Lembaga Swadaya Masyarakat dan pemerintah merubah regulasi menjadi layanan yang lebih baik untuk masyarakat, mereka bekerja dalam kemitraan dengan menjunjung ketulusan dan rasa percaya juga saling menghormati satu sama lain.

Kedua mitra perlu memastikan mereka tetap bertanggung jawab satu sama lain dan kepada komunitas yang mereka layani.

Jika dilihat dari sejarah pergerakkan Lembaga Swadaya Masyarakat di Indonesia, keberadaan Lembaga ini mulai dari tahun 1970 yang memiliki istilah Organisasi Non Pemerintah (ORNOP) yang mana arti dari Bahasa inggris Non Govermental Organization.

Kemudian pada tahun 1980 baru dikenal dengan istilah LSM atau Lembaga Swadaya Masyarakat.

Seorang penulis buku bernama Peter Hannan meneliti mengenai LSM di Indonesia di tahun 1980 dan ia mengatakan bahwa Lembaga Swadaya Masyarakat adalah organisasi yang memiliki tujuan mengembangkan pembangunan di tingkat grasrtoot melalui penciptaan maupun pemberian dukungan terhadap kelompok swadaya local.

Lembaga Swadaya Masyarakat memiliki banyak tujuan positif  yaitu sebagai media diaspora pemberdayaan masyarakat sehingga dengan adanya pendampingan yang diberikan oleh Lembaga Swadaya Masyarakat dapat membantu secara ekonomi dan juga sosial.
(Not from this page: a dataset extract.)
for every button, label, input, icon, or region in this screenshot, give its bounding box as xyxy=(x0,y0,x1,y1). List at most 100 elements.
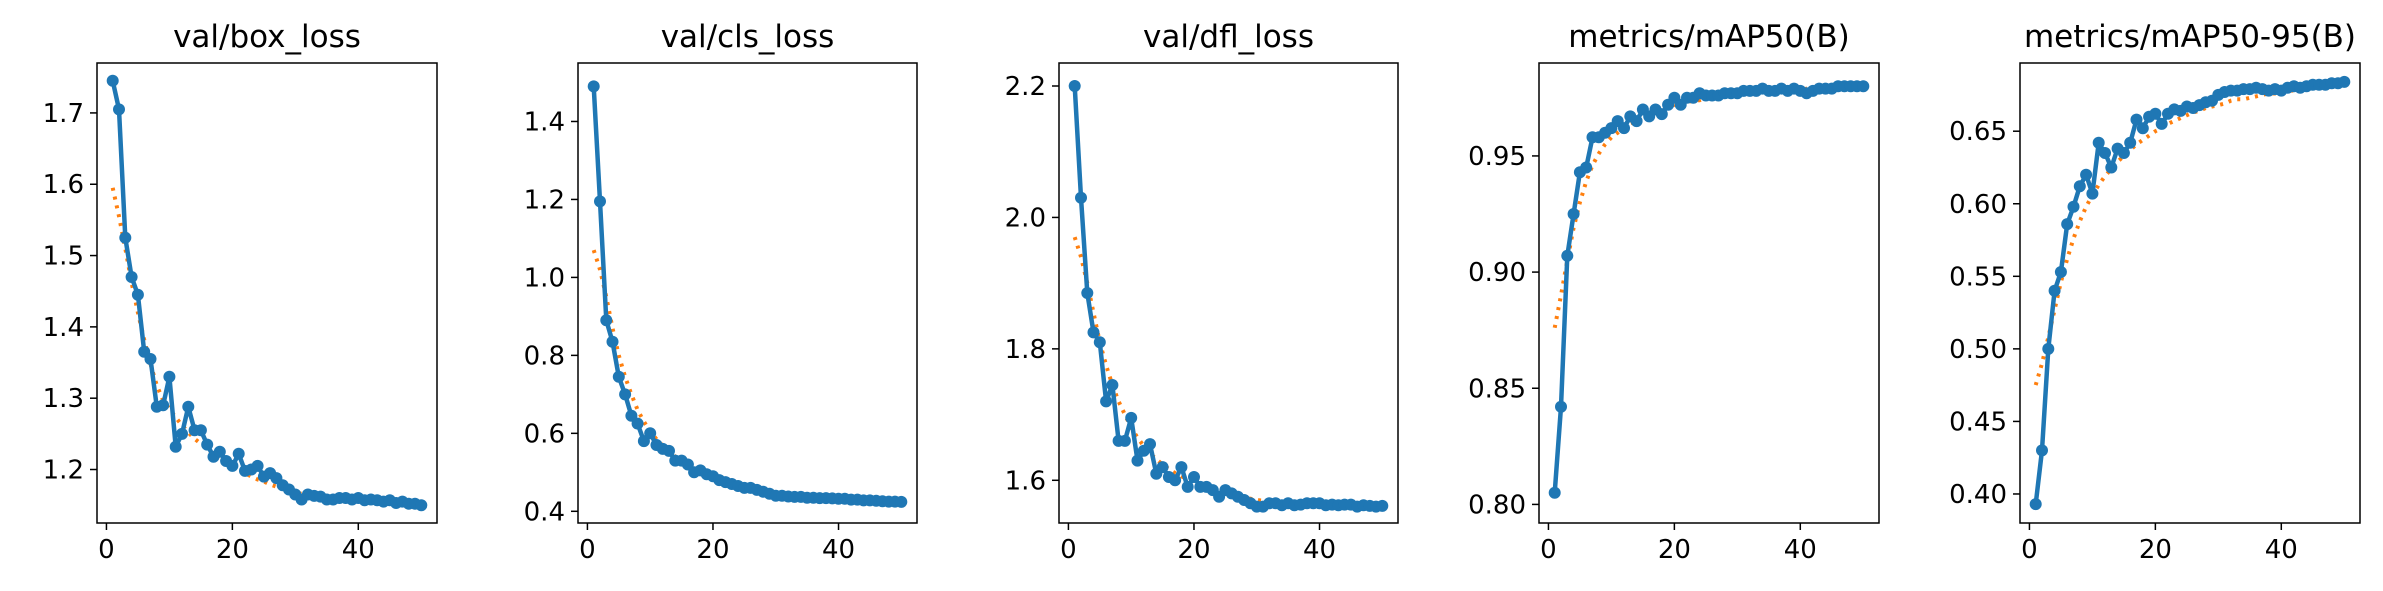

Pemerintah melihat hal positif yang diberikan oleh LSM dan secara resmi mengakui Lembaga Swadaya Masyarakat di Indonesia dengan Instruksi Menteri Dalam Negeri Nomor 8 tahun 1990 tentang pembinaan Lembaga swadaya masyarakat.

Masalahnya merupakan Lembaga Swadaya Masyarakat yang legal diakui oleh pemerintah adalah Lembaga Swadaya Masyarakat yang ada di dalam negeri, hal ini ada dalam lampiran II Instruksi Menteri Dalam Negeri nomor 8 tahun 1990 disebutkan bahwa kriteria LSM adalah didirikan dan beranggotakan warga negara Indonesia. Hingga kini peraturan tersebut masih berlaku, artinya terjadi kekosongan hukum terhadap eksistensi LSM asing.